A study of the structural consequences of ionization of amino acid side chains buried in the hydrophobic interior of proteins was performed by systematic introduction of lysine at 25 internal positions in a highly stable form of staphylococcal nuclease. Crystal structures for 12 of the variants at pH values where the Lys was expected to be uncharged revealed nearly identical backbones with the reference protein and ordered internal Lys side chains at the substitution site. The structures demonstrate that neutral Lys can be buried in the protein interior without the need for any specialized structural adaptations save for those required to stabilize the protein.
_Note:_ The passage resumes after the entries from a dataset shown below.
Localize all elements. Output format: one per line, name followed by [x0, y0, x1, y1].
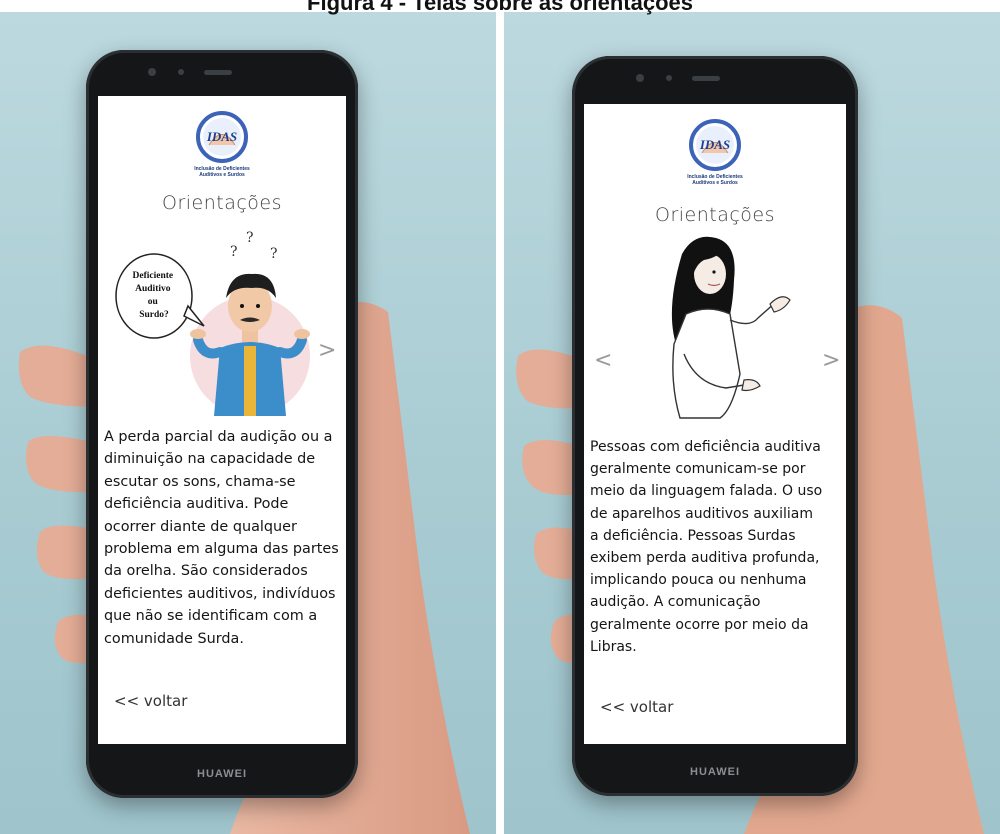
svg-text:?: ?	[230, 244, 238, 260]
speaker-icon	[692, 76, 720, 81]
phone-left: IDAS Inclusão de Deficientes Auditivos e…	[86, 50, 358, 798]
previous-arrow-button[interactable]: <	[594, 350, 612, 372]
phone-brand-label: HUAWEI	[690, 766, 740, 778]
orientation-text: A perda parcial da audição ou a diminuiç…	[104, 429, 339, 647]
phone-top-bezel	[86, 50, 358, 96]
svg-text:?: ?	[270, 246, 278, 262]
figure-caption: Figura 4 - Telas sobre as orientações	[307, 0, 693, 15]
back-button[interactable]: << voltar	[600, 698, 673, 716]
back-button[interactable]: << voltar	[114, 692, 187, 710]
phone-top-bezel	[572, 56, 858, 102]
photo-panel-left: IDAS Inclusão de Deficientes Auditivos e…	[0, 12, 496, 834]
phone-brand-label: HUAWEI	[197, 768, 247, 780]
svg-text:IDAS: IDAS	[206, 129, 237, 144]
front-camera-icon	[636, 74, 644, 82]
confused-man-illustration: Deficiente Auditivo ou Surdo? ? ? ?	[115, 230, 310, 416]
speaker-icon	[204, 70, 232, 75]
svg-text:?: ?	[246, 230, 254, 246]
logo-subtitle-line-2: Auditivos e Surdos	[692, 180, 738, 186]
idas-logo-icon: IDAS	[196, 111, 248, 163]
phone-right: IDAS Inclusão de Deficientes Auditivos e…	[572, 56, 858, 796]
next-arrow-button[interactable]: >	[822, 350, 840, 372]
front-camera-icon	[148, 68, 156, 76]
next-arrow-button[interactable]: >	[318, 340, 336, 362]
app-screen-left: IDAS Inclusão de Deficientes Auditivos e…	[98, 96, 346, 744]
sensor-icon	[178, 69, 184, 75]
woman-presenting-illustration	[671, 236, 791, 419]
sensor-icon	[666, 75, 672, 81]
logo-subtitle-line-2: Auditivos e Surdos	[199, 172, 245, 178]
page-title: Orientações	[654, 204, 776, 226]
logo-subtitle: Inclusão de Deficientes Auditivos e Surd…	[98, 166, 346, 178]
photo-panel-right: IDAS Inclusão de Deficientes Auditivos e…	[504, 12, 1000, 834]
orientation-text: Pessoas com deficiência auditiva geralme…	[590, 439, 823, 655]
app-screen-right: IDAS Inclusão de Deficientes Auditivos e…	[584, 104, 846, 744]
idas-logo-icon: IDAS	[689, 119, 741, 171]
page-title: Orientações	[161, 192, 283, 214]
svg-text:IDAS: IDAS	[699, 137, 730, 152]
logo-subtitle: Inclusão de Deficientes Auditivos e Surd…	[584, 174, 846, 186]
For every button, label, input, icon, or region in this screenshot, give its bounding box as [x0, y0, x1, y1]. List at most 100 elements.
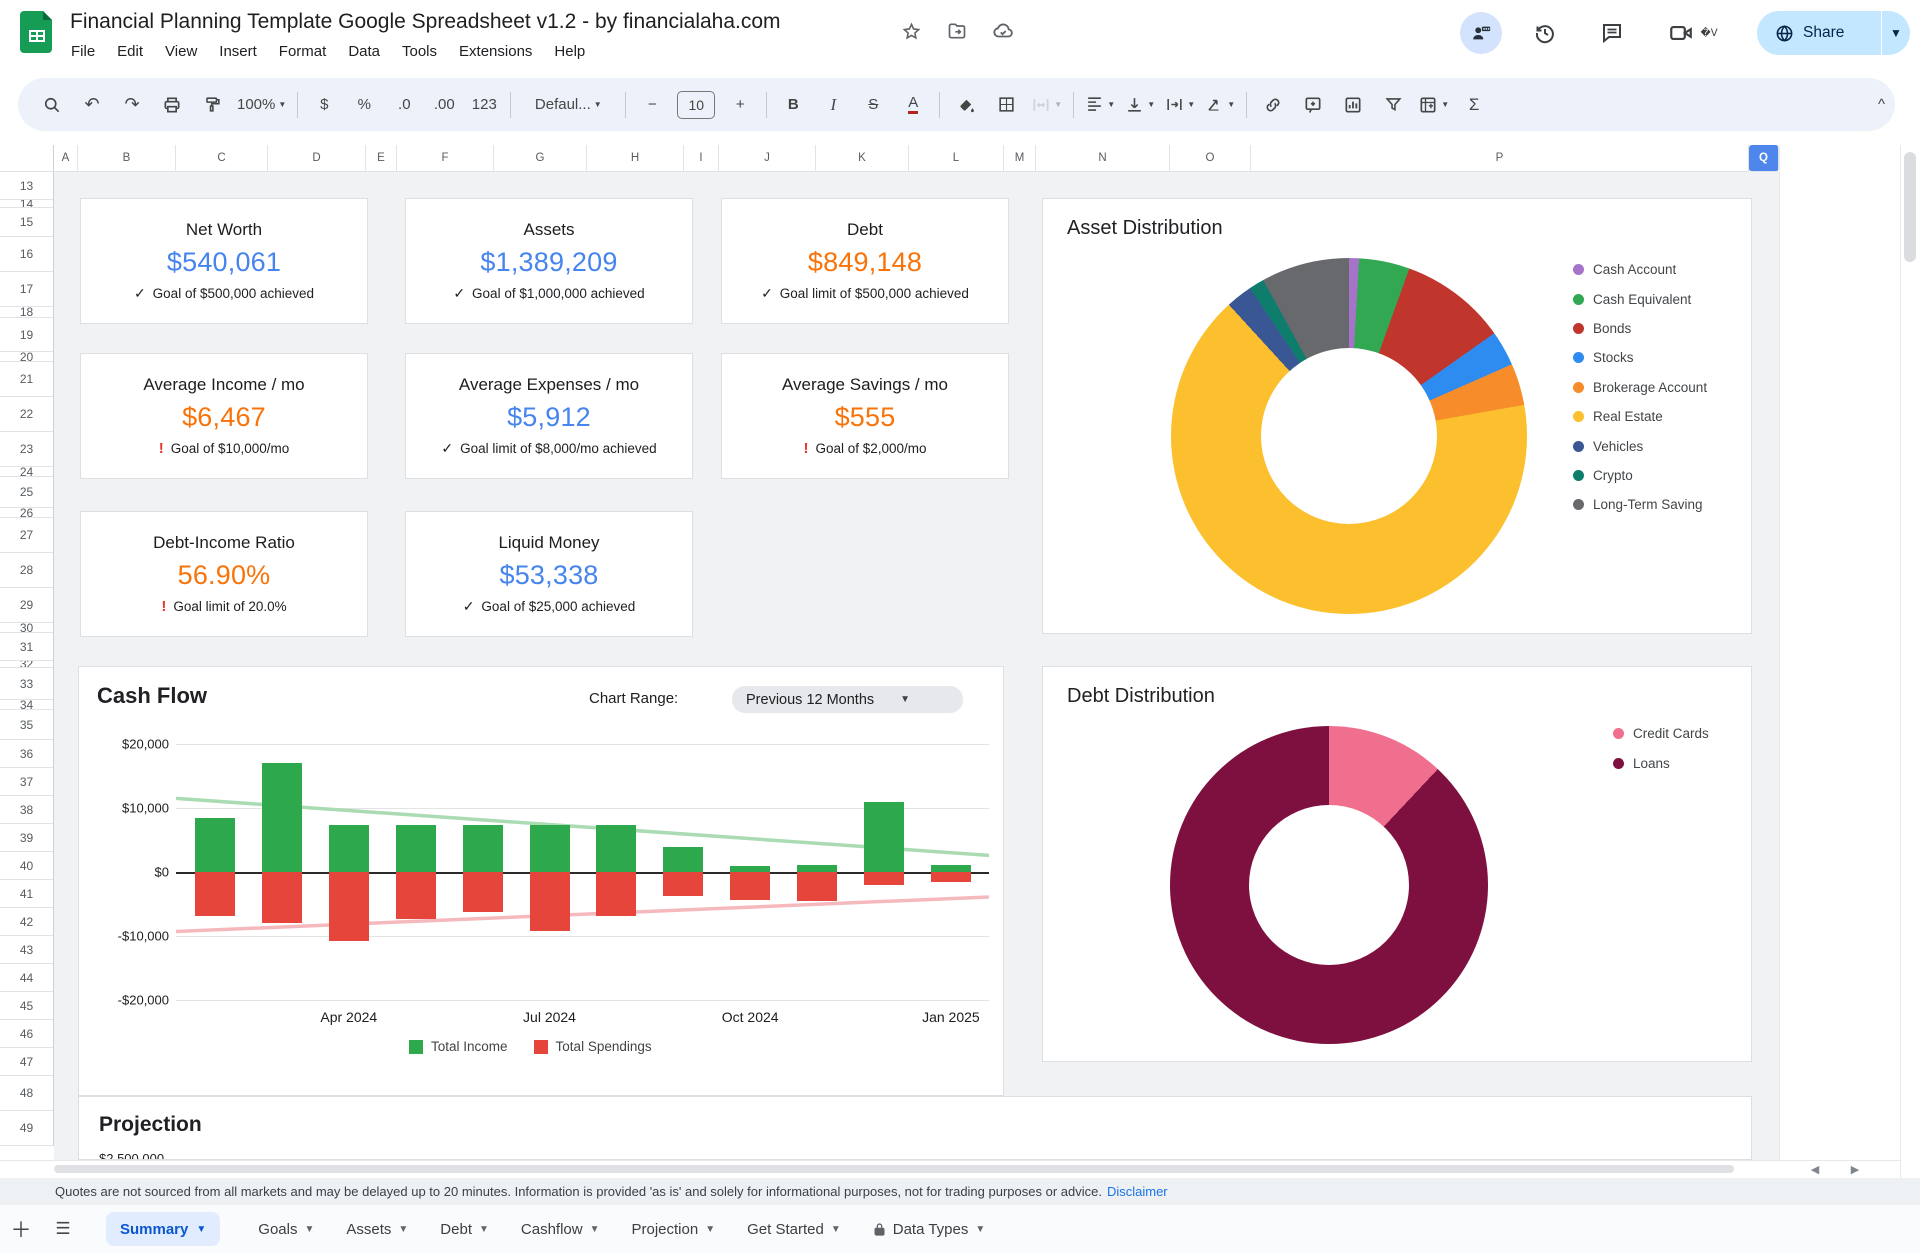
tab-projection[interactable]: Projection▼	[616, 1205, 732, 1253]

Solvent-accessible surface area and depth of burial calculations indicated that all but one Lys were completely inaccessible to water. Seven Lys side chains packed into predominantly hydrophobic regions; five had Nζ atoms within 3.5 A of one or more polar groups or crystallographic water molecules. Depth of burial or microenvironment polarity as observed in the crystal structures did not correlate with measured shifts in pKa. 1H-15N HSQC NMR spectroscopy studies revealed global unfolding coupled to the ionization of two of the 25 Lys residues. Three others showed partial or local unfolding, five demonstrated localized changes in structure and dynamics, and 15 exhibited no detectable consequences. Backbone amide resonances were most similar between reference protein and the Lys-containing variant when the Lys side chains were buried shallowly or in a loop region. In the least stable variants the ionization of the internal Lys residues led to localized increase in conformational fluctuations or to conformational reorganization. These data will be useful to test the ability of structure-based pKa calculations to account for structural rearrangements or increased dynamics in response to ionization of internal groups.